You don't need to keep reloading this pointer inside the loop; that doesn't make sense. Keep the current position in content
in a register, and keep an end-pointer in another register (or memory if you run out of registers). ie spill something that's read-only and can be used as a memory operand inside the loop. So at worst your outer loop becomes cmp edi, [endp]
/ jb top_of_loop
instead of a compare between two registers.
Not a real bug (just overcomplication), but you don't need to manually push/pop registers at the start/end of your asm block (unless you write a naked function). MSVC will generate code around the function containing the asm block to save/restore any register that need saving, which means they're also free for compiler-generated use.
In fact it will do that anyway because pop edi writes EDI, and it doesn't try to prove that the inline asm matches up push and pop and doesn't modify the saved copy in memory. See https://godbolt.org/z/j5b4W- note the compiler-generated part of the compiler output.

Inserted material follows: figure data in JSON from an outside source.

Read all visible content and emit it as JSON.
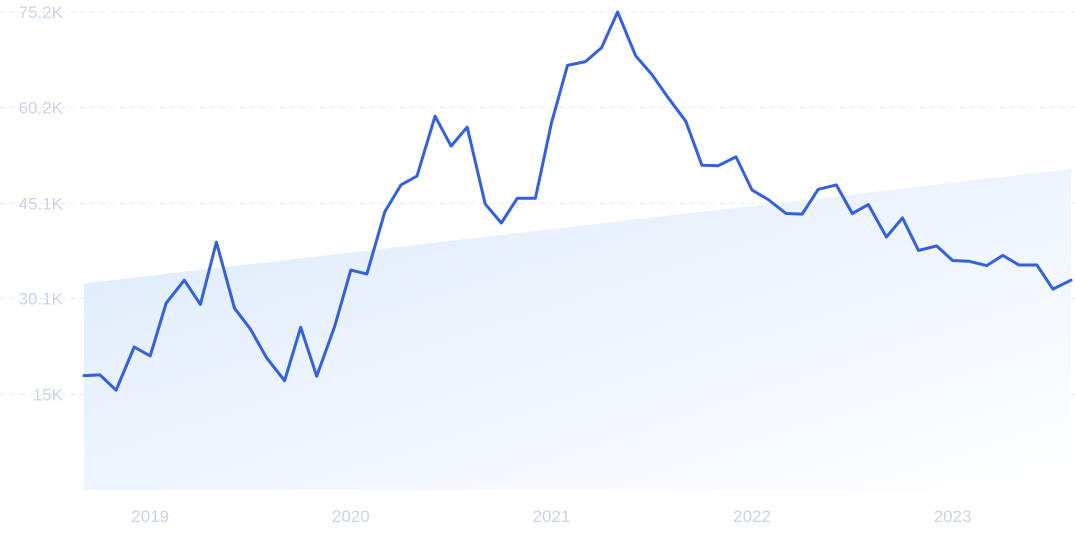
{
  "chart_data": {
    "type": "line",
    "title": "",
    "xlabel": "",
    "ylabel": "",
    "y_ticks": [
      "15K",
      "30.1K",
      "45.1K",
      "60.2K",
      "75.2K"
    ],
    "y_tick_values": [
      15000,
      30100,
      45100,
      60200,
      75200
    ],
    "ylim": [
      0,
      75200
    ],
    "x_ticks": [
      "2019",
      "2020",
      "2021",
      "2022",
      "2023"
    ],
    "x_tick_values": [
      2019.0,
      2020.0,
      2021.0,
      2022.0,
      2023.0
    ],
    "xlim": [
      2018.67,
      2023.59
    ],
    "grid": true,
    "trend": {
      "start": [
        2018.67,
        32500
      ],
      "end": [
        2023.59,
        50500
      ]
    },
    "colors": {
      "line": "#3461db",
      "trend_fill_top": "#dceafb",
      "trend_fill_end": "#ffffff",
      "grid": "#e6ebf3",
      "tick": "#c9d3e6"
    },
    "series": [
      {
        "x": [
          2018.67,
          2018.75,
          2018.83,
          2018.92,
          2019.0,
          2019.08,
          2019.17,
          2019.25,
          2019.33,
          2019.42,
          2019.5,
          2019.58,
          2019.67,
          2019.75,
          2019.83,
          2019.92,
          2020.0,
          2020.08,
          2020.17,
          2020.25,
          2020.33,
          2020.42,
          2020.5,
          2020.58,
          2020.67,
          2020.75,
          2020.83,
          2020.92,
          2021.0,
          2021.08,
          2021.17,
          2021.25,
          2021.33,
          2021.42,
          2021.5,
          2021.58,
          2021.67,
          2021.75,
          2021.83,
          2021.92,
          2022.0,
          2022.08,
          2022.17,
          2022.25,
          2022.33,
          2022.42,
          2022.5,
          2022.58,
          2022.67,
          2022.75,
          2022.83,
          2022.92,
          2023.0,
          2023.08,
          2023.17,
          2023.25,
          2023.33,
          2023.42,
          2023.5,
          2023.59
        ],
        "values": [
          18000,
          18100,
          15700,
          22500,
          21100,
          29400,
          33000,
          29200,
          39000,
          28600,
          25300,
          20800,
          17200,
          25600,
          17900,
          25800,
          34600,
          34000,
          43800,
          48000,
          49400,
          58800,
          54100,
          57100,
          45000,
          42000,
          45900,
          45900,
          57700,
          66800,
          67400,
          69600,
          75200,
          68300,
          65400,
          61800,
          58000,
          51100,
          51000,
          52400,
          47200,
          45700,
          43500,
          43400,
          47300,
          48000,
          43500,
          44900,
          39800,
          42800,
          37700,
          38400,
          36100,
          36000,
          35300,
          36900,
          35400,
          35400,
          31600,
          33000
        ]
      }
    ]
  }
}
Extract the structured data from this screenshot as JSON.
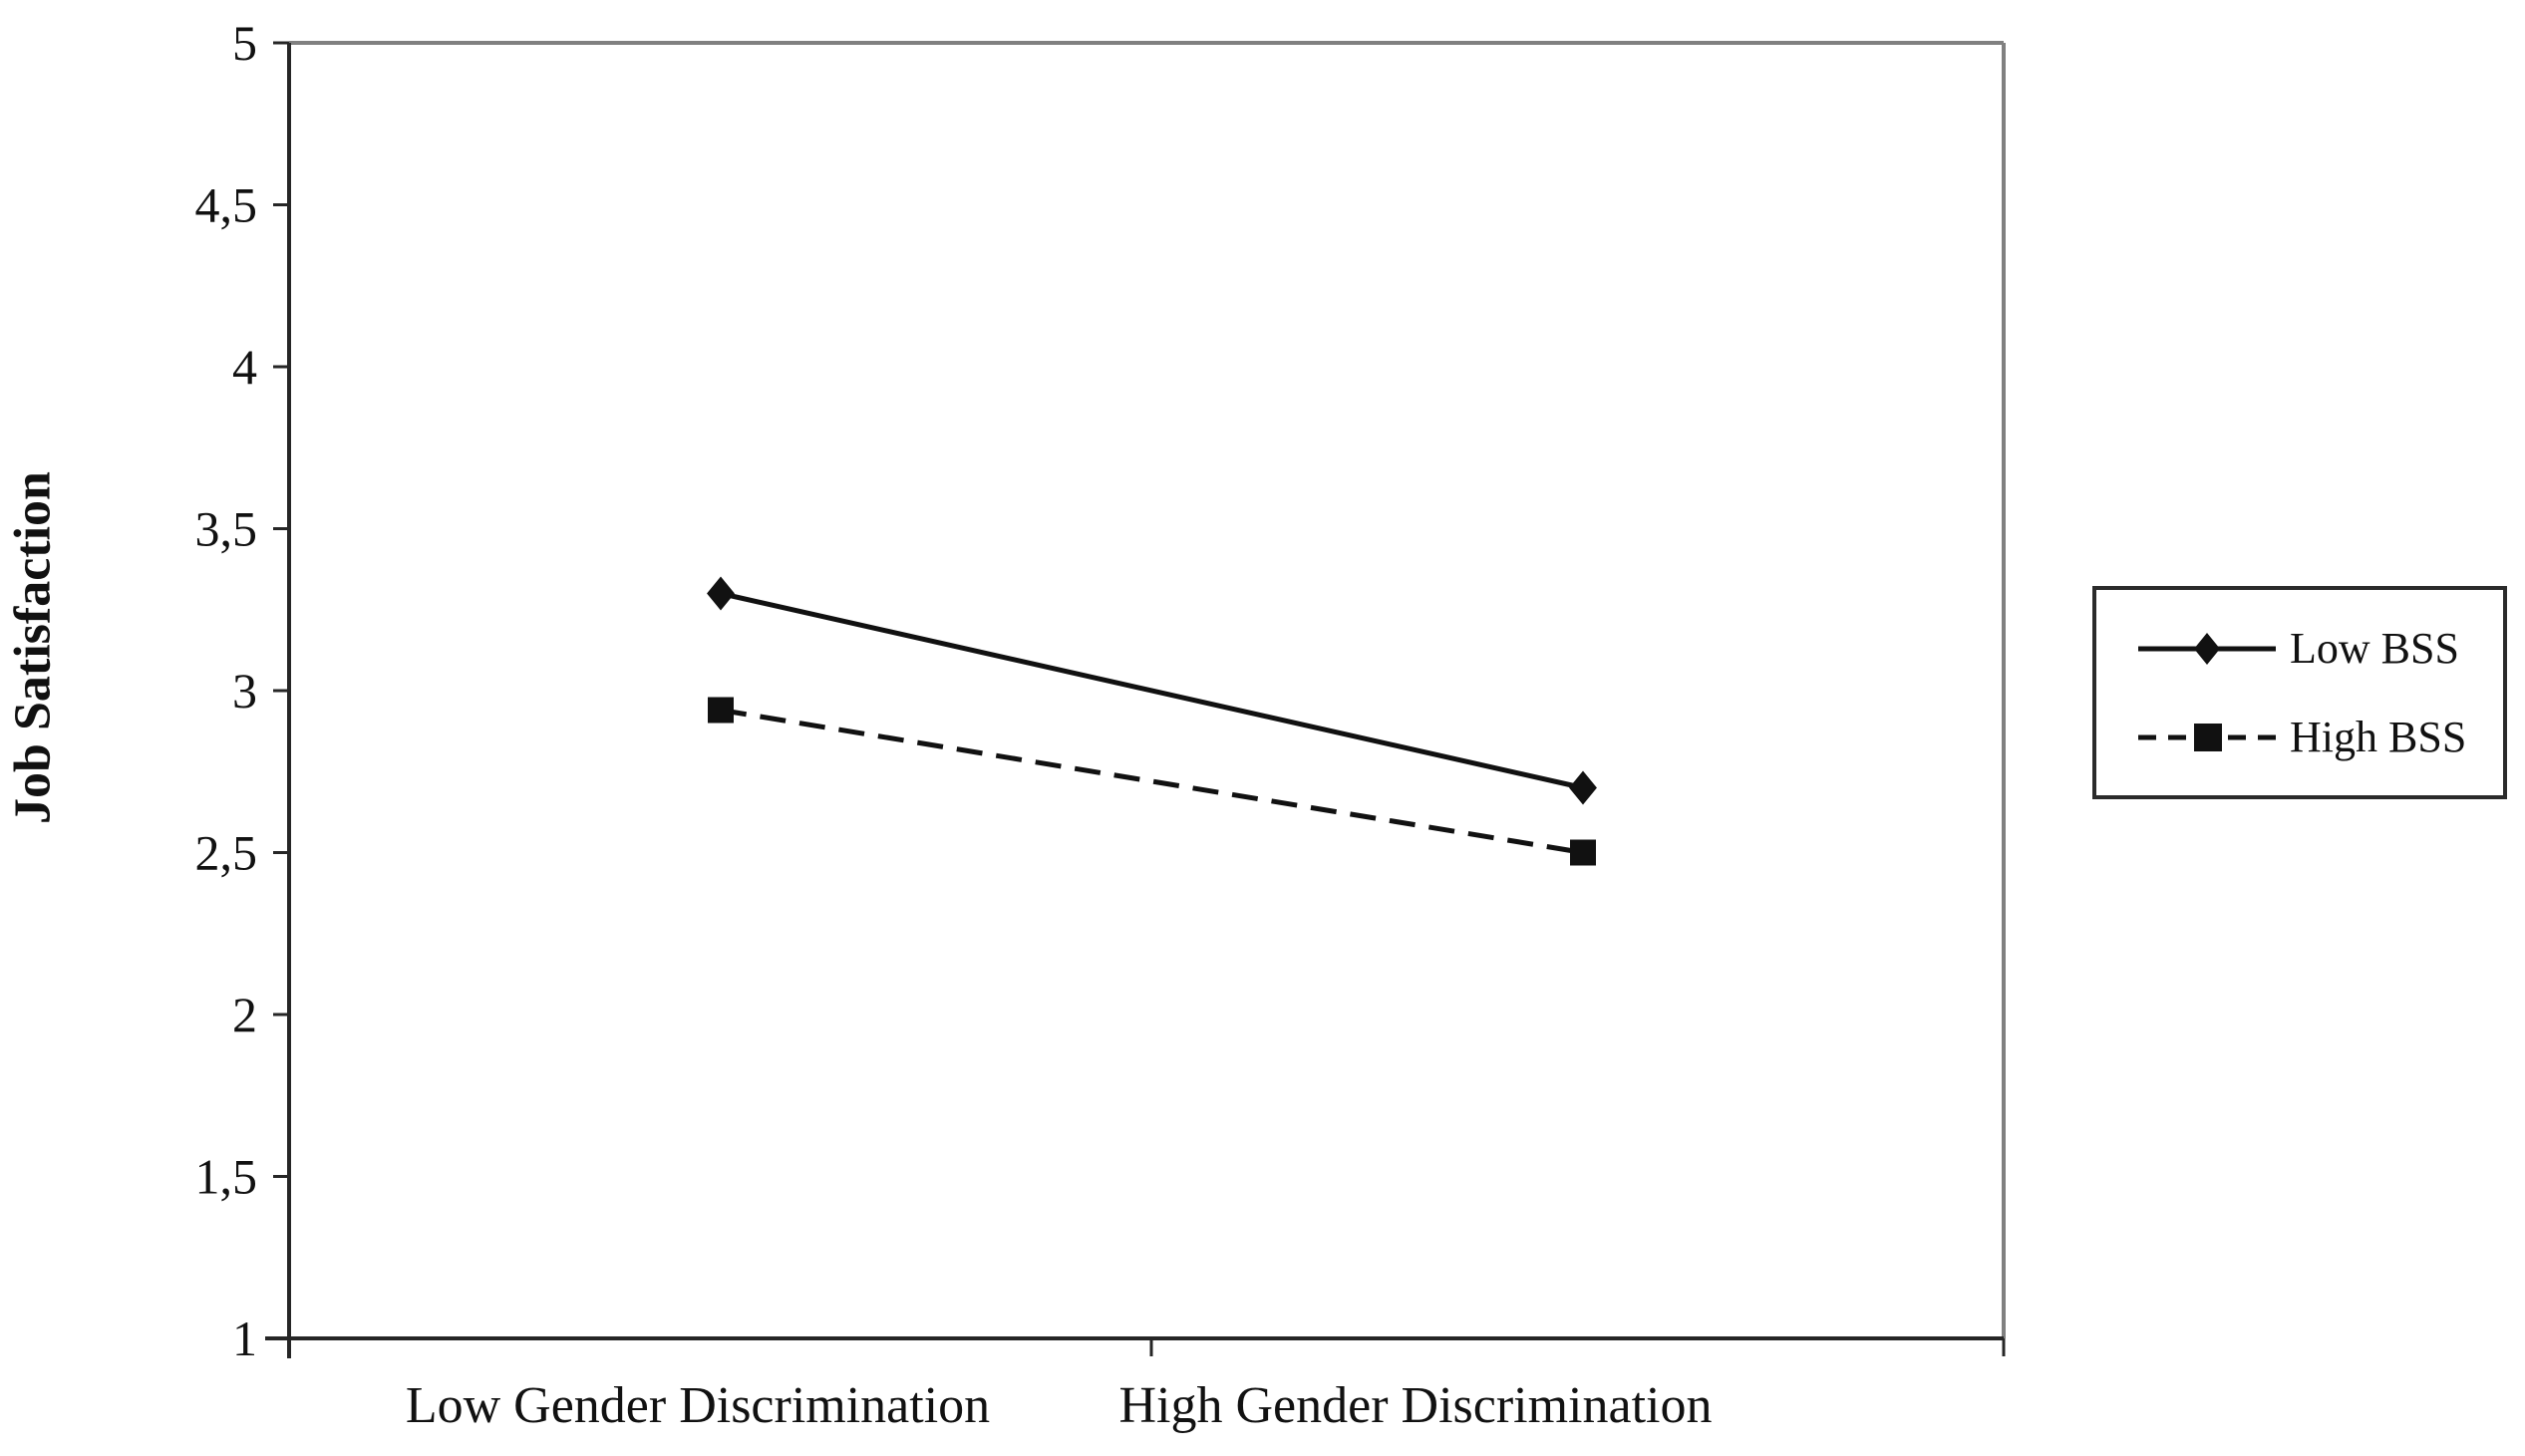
{
  "chart_data": {
    "type": "line",
    "title": "",
    "xlabel": "",
    "ylabel": "Job Satisfaction",
    "categories": [
      "Low Gender Discrimination",
      "High Gender Discrimination"
    ],
    "series": [
      {
        "name": "Low BSS",
        "values": [
          3.3,
          2.7
        ],
        "line_style": "solid",
        "marker": "diamond"
      },
      {
        "name": "High BSS",
        "values": [
          2.94,
          2.5
        ],
        "line_style": "dashed",
        "marker": "square"
      }
    ],
    "ylim": [
      1,
      5
    ],
    "y_tick_step": 0.5,
    "y_ticks": [
      {
        "value": 5,
        "label": "5"
      },
      {
        "value": 4.5,
        "label": "4,5"
      },
      {
        "value": 4,
        "label": "4"
      },
      {
        "value": 3.5,
        "label": "3,5"
      },
      {
        "value": 3,
        "label": "3"
      },
      {
        "value": 2.5,
        "label": "2,5"
      },
      {
        "value": 2,
        "label": "2"
      },
      {
        "value": 1.5,
        "label": "1,5"
      },
      {
        "value": 1,
        "label": "1"
      }
    ],
    "grid": false,
    "legend_position": "right",
    "colors": {
      "series_line": "#111111",
      "marker_fill": "#111111",
      "axis": "#262626",
      "plot_border": "#808080",
      "text": "#111111",
      "legend_border": "#2b2b2b",
      "background": "#ffffff"
    }
  }
}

It looks like you can simplify that manual-carry stuff into shr ax, 1
, with a:b
in AH:AL
= AX. A lot of your other instructions are doing 16-bit stuff 8 bits at a time, like loading AL and AH from 2 contiguous bytes in memory which could be mov ax, mem
.
But for the actual memory access to content[]
, compilers don't do it that way. Instead they notice that content[i+1]

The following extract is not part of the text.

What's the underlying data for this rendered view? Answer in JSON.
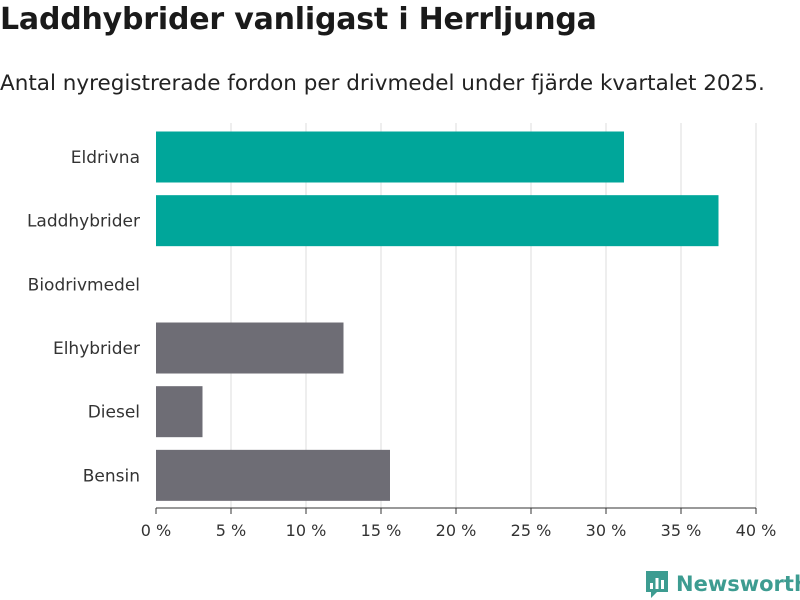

in one iteration is content[i]
in the next iteration, and mov reg,reg
instead of storing and reloading. https://godbolt.org/z/aVdsED .

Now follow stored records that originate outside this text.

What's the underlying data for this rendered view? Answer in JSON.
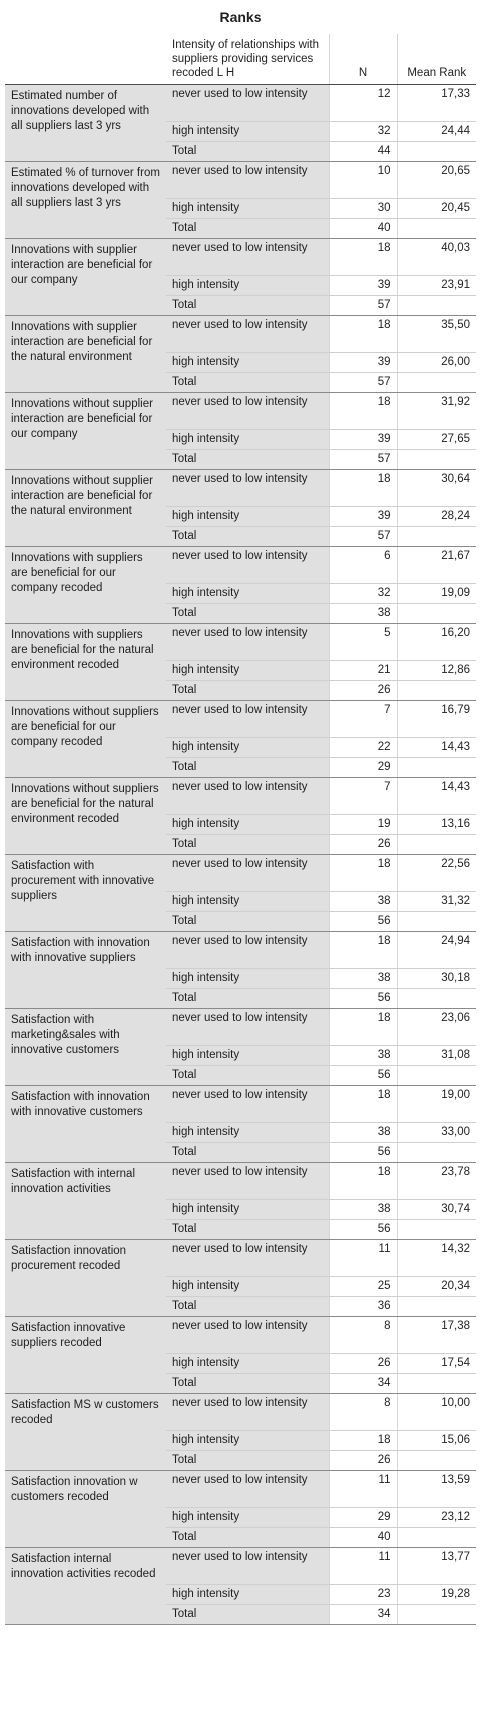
{
  "title": "Ranks",
  "headers": {
    "group": "Intensity of relationships with suppliers providing services recoded L H",
    "n": "N",
    "mean_rank": "Mean Rank"
  },
  "rows": [
    {
      "variable": "Estimated number of innovations developed with all suppliers last 3 yrs",
      "low_label": "never used to low intensity",
      "low_n": "12",
      "low_mr": "17,33",
      "high_label": "high intensity",
      "high_n": "32",
      "high_mr": "24,44",
      "total_label": "Total",
      "total_n": "44"
    },
    {
      "variable": "Estimated % of turnover from innovations developed with all suppliers last 3 yrs",
      "low_label": "never used to low intensity",
      "low_n": "10",
      "low_mr": "20,65",
      "high_label": "high intensity",
      "high_n": "30",
      "high_mr": "20,45",
      "total_label": "Total",
      "total_n": "40"
    },
    {
      "variable": "Innovations with supplier interaction are beneficial for our company",
      "low_label": "never used to low intensity",
      "low_n": "18",
      "low_mr": "40,03",
      "high_label": "high intensity",
      "high_n": "39",
      "high_mr": "23,91",
      "total_label": "Total",
      "total_n": "57"
    },
    {
      "variable": "Innovations with supplier interaction are beneficial for the natural environment",
      "low_label": "never used to low intensity",
      "low_n": "18",
      "low_mr": "35,50",
      "high_label": "high intensity",
      "high_n": "39",
      "high_mr": "26,00",
      "total_label": "Total",
      "total_n": "57"
    },
    {
      "variable": "Innovations without supplier interaction are beneficial for our company",
      "low_label": "never used to low intensity",
      "low_n": "18",
      "low_mr": "31,92",
      "high_label": "high intensity",
      "high_n": "39",
      "high_mr": "27,65",
      "total_label": "Total",
      "total_n": "57"
    },
    {
      "variable": "Innovations without supplier interaction are beneficial for the natural environment",
      "low_label": "never used to low intensity",
      "low_n": "18",
      "low_mr": "30,64",
      "high_label": "high intensity",
      "high_n": "39",
      "high_mr": "28,24",
      "total_label": "Total",
      "total_n": "57"
    },
    {
      "variable": "Innovations with suppliers are beneficial for our company recoded",
      "low_label": "never used to low intensity",
      "low_n": "6",
      "low_mr": "21,67",
      "high_label": "high intensity",
      "high_n": "32",
      "high_mr": "19,09",
      "total_label": "Total",
      "total_n": "38"
    },
    {
      "variable": "Innovations with suppliers are beneficial for the natural environment recoded",
      "low_label": "never used to low intensity",
      "low_n": "5",
      "low_mr": "16,20",
      "high_label": "high intensity",
      "high_n": "21",
      "high_mr": "12,86",
      "total_label": "Total",
      "total_n": "26"
    },
    {
      "variable": "Innovations without suppliers are beneficial for our company recoded",
      "low_label": "never used to low intensity",
      "low_n": "7",
      "low_mr": "16,79",
      "high_label": "high intensity",
      "high_n": "22",
      "high_mr": "14,43",
      "total_label": "Total",
      "total_n": "29"
    },
    {
      "variable": "Innovations without suppliers are beneficial for the natural environment recoded",
      "low_label": "never used to low intensity",
      "low_n": "7",
      "low_mr": "14,43",
      "high_label": "high intensity",
      "high_n": "19",
      "high_mr": "13,16",
      "total_label": "Total",
      "total_n": "26"
    },
    {
      "variable": "Satisfaction with procurement with innovative suppliers",
      "low_label": "never used to low intensity",
      "low_n": "18",
      "low_mr": "22,56",
      "high_label": "high intensity",
      "high_n": "38",
      "high_mr": "31,32",
      "total_label": "Total",
      "total_n": "56"
    },
    {
      "variable": "Satisfaction with innovation with innovative suppliers",
      "low_label": "never used to low intensity",
      "low_n": "18",
      "low_mr": "24,94",
      "high_label": "high intensity",
      "high_n": "38",
      "high_mr": "30,18",
      "total_label": "Total",
      "total_n": "56"
    },
    {
      "variable": "Satisfaction with marketing&sales with innovative customers",
      "low_label": "never used to low intensity",
      "low_n": "18",
      "low_mr": "23,06",
      "high_label": "high intensity",
      "high_n": "38",
      "high_mr": "31,08",
      "total_label": "Total",
      "total_n": "56"
    },
    {
      "variable": "Satisfaction with innovation with innovative customers",
      "low_label": "never used to low intensity",
      "low_n": "18",
      "low_mr": "19,00",
      "high_label": "high intensity",
      "high_n": "38",
      "high_mr": "33,00",
      "total_label": "Total",
      "total_n": "56"
    },
    {
      "variable": "Satisfaction with internal innovation activities",
      "low_label": "never used to low intensity",
      "low_n": "18",
      "low_mr": "23,78",
      "high_label": "high intensity",
      "high_n": "38",
      "high_mr": "30,74",
      "total_label": "Total",
      "total_n": "56"
    },
    {
      "variable": "Satisfaction innovation procurement recoded",
      "low_label": "never used to low intensity",
      "low_n": "11",
      "low_mr": "14,32",
      "high_label": "high intensity",
      "high_n": "25",
      "high_mr": "20,34",
      "total_label": "Total",
      "total_n": "36"
    },
    {
      "variable": "Satisfaction innovative suppliers recoded",
      "low_label": "never used to low intensity",
      "low_n": "8",
      "low_mr": "17,38",
      "high_label": "high intensity",
      "high_n": "26",
      "high_mr": "17,54",
      "total_label": "Total",
      "total_n": "34"
    },
    {
      "variable": "Satisfaction MS w customers recoded",
      "low_label": "never used to low intensity",
      "low_n": "8",
      "low_mr": "10,00",
      "high_label": "high intensity",
      "high_n": "18",
      "high_mr": "15,06",
      "total_label": "Total",
      "total_n": "26"
    },
    {
      "variable": "Satisfaction innovation w customers recoded",
      "low_label": "never used to low intensity",
      "low_n": "11",
      "low_mr": "13,59",
      "high_label": "high intensity",
      "high_n": "29",
      "high_mr": "23,12",
      "total_label": "Total",
      "total_n": "40"
    },
    {
      "variable": "Satisfaction internal innovation activities recoded",
      "low_label": "never used to low intensity",
      "low_n": "11",
      "low_mr": "13,77",
      "high_label": "high intensity",
      "high_n": "23",
      "high_mr": "19,28",
      "total_label": "Total",
      "total_n": "34"
    }
  ]
}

This is much better; overlapping store/reload is inefficient. But anyway, using ax as a:b
would be efficient, shifting 1 bit at a time until test ah,ah
finds you've shifted all the bits out.
After reading and the kind help of the community, I finally managed to get it running as I intended. The fixed code is as follows:
void calculateCRC(Info *data, int lonDiv, unsigned char divisor)
{
__asm {
mov eax, 0
mov ah, [ebp + 16] //a = divisor
mov al, 0 // b = 0
mov esi, 0 //int i = 0
forLoop: // for
mov ebx, [ebp + 8]
cmp esi, [ebx] // i < data->dataLength
jz end
mov ch, 128 // c = 128
whileLoop:
cmp ah, 0 // while (a != 0)
je cutWhile
mov edi, [ebp + 8] // Info* data
mov edi, [edi + 4] // data->content
mov dh, [edi + esi] // content[i]
mov dl, [edi + esi + 1] // content[i+1]
test dh, ch // if (content[i] & c)
jz next
xor dh, ah // data->content[i] ^ a;
xor dl, al // data->content[i + 1] ^ b;
mov [edi + esi], dh // data->content[i] = data->content[i] ^ a;
mov [edi + esi + 1], dl // data->content[i + 1] = data->content[i + 1] ^ b;
next:
mov cl, ah // char carry = a
shl cl, 7 // carry = carry << 7
shr al, 1 // b = b >> 1
or al, cl // b = b | carry
shr ah, 1 // a = a >> 1
shr ch, 1 // c = c >> 1
jmp whileLoop
cutWhile:
shl ax, 8 // a = b and b = 0
inc esi //i++
jmp forLoop
end:
}
}
Changes:
Removed pop/push
operations and let the compiler do that job.
Removed ret
operation.
Changed add edi, 4
to mov edi, [edi + 4]
.
There is still room for improvement, such as the manual carry operation pointed by Peter on his comments and answer afterward. Yet I will leave it as is for the time being. Thanks a lot to Jester and Peter Cordes for their time and comments.